This prognostication of the over-confident Viscount was not borne out, for, ere they had advanced many steps, their progress was rudely intercepted by his former antagonist.


“You had better stand back," cried St. Edmunds.

“You had better," was the insolent retort; “I'm a match for you, I should hope.”

This sentiment was at once corroborated by a fresh shout from the bystanders, and by a discharge of stones from the outer circle, one of which struck the keeper on the face.

“You had better take care, my masters, upon my word you had,” exclaimed Waddinghead, raising the gun which the young Lord had handed over to him when the shooting was over. “I have two loaded barrels for you here.”

“By Jove! I had forgotten that,” said St. Edmunds; "that would be no joke, indeed. Show me that gun, Waddinghead.”

The assailants drew back not a little, when they saw the murderous weapon in the hands of their foremost opponent; but they were entirely mistaken as to his purpose, for, after having whispered to Cécile not to be alarmed at the mere report, he dropped her arm for a moment, and then deliberately discharged the two barrels into the air.

“ That will do now, Waddinghead," added

he, returning the gun : "you can use the buttend, if required, as some of these rascals have sticks; and now let us move on."

Though the evening had been a remarkably clear one for the time of year, the shades of twilight were already so darkened, as to render St.

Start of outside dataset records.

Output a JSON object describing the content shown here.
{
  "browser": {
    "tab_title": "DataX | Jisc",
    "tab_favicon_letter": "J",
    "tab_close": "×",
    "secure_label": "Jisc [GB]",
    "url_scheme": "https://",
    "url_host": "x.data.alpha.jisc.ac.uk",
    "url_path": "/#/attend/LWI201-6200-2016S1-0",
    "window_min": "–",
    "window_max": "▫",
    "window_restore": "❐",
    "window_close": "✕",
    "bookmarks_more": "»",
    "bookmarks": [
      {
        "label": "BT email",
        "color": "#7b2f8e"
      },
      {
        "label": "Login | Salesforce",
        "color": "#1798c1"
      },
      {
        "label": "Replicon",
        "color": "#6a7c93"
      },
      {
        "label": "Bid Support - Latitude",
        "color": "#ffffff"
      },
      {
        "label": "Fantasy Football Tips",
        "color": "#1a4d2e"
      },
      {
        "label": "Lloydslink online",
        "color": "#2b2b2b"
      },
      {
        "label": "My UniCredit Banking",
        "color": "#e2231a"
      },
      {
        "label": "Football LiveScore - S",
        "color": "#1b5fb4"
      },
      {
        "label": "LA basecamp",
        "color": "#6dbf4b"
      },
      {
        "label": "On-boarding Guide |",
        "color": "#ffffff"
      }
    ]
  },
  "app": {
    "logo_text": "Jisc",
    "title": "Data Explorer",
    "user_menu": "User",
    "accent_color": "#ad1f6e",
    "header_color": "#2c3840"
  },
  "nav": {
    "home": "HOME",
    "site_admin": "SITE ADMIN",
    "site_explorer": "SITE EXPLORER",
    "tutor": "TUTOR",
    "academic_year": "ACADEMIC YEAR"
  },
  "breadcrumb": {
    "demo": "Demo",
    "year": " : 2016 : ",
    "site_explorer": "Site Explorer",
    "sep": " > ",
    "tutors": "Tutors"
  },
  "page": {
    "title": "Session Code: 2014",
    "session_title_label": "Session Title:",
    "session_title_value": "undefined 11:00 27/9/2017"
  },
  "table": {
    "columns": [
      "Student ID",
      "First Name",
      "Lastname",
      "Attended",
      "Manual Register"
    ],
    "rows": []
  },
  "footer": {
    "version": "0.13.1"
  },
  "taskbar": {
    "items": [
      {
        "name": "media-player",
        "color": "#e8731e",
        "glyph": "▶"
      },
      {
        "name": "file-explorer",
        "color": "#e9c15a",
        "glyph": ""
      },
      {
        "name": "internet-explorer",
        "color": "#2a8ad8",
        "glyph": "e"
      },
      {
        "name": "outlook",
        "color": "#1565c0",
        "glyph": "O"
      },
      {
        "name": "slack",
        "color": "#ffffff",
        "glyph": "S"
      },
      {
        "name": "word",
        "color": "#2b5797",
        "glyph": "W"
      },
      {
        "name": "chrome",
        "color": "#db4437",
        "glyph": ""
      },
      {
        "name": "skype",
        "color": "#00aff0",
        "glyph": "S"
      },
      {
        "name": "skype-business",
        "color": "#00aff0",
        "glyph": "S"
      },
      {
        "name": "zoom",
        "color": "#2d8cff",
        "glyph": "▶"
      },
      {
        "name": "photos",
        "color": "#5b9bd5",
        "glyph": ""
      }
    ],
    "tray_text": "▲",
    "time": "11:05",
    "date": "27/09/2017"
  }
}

Edmund's chivalrous action discernible to those alone who were in his immediate neighbourhood. Thus it was, that while the latter freely responded to the spirit in which it was performed, many of those who were further away, misled by the ominous sound, as well as by the cries of many of the women who, no less sincerely, conceived themselves to be seriously wounded, grew more vociferous than ever for contention and revenge. They pressed furiously forward and, in a moment more, the scuffle began in right earnest. The accession of strength which the party from the Hall had of late received, rendered the contest far less unequal than it would originally have been. Still, it required no small degree of determination on their part to keep the aggressors at bay, and our hero was constrained himself to use his heavy loading-rod very liberally to protect the trembling Cécile from personal molestation.


How much longer the struggle could have continued, we will not undertake to say, but fortunately a diversion was most opportunely offered by the sudden arrival, on the adjoining road, of a barouche and four, from which was seen to issue an elderly gentleman, who was at once pronounced to be a magistrate. This popular surmise turned out to be unusually correct, for the new comer was no other than our esteemed friend Sir Charles Basinstoke himself, who, on his return from Glanford, had been arrested, first, by the report, then by the appearance, of a serious breach of the peace. The person of the worthy Baronet was known to some among the crowd, to whom those of St. Edmunds and Cécile were not equally familiar ; with others, the aristocratic sentiment, which so happily pervades all classes in England, was most favourably impressed by the aspect of the equipage ; and thus it was that, not without some dissenting voices, Sir Charles was generally accepted as a mediator.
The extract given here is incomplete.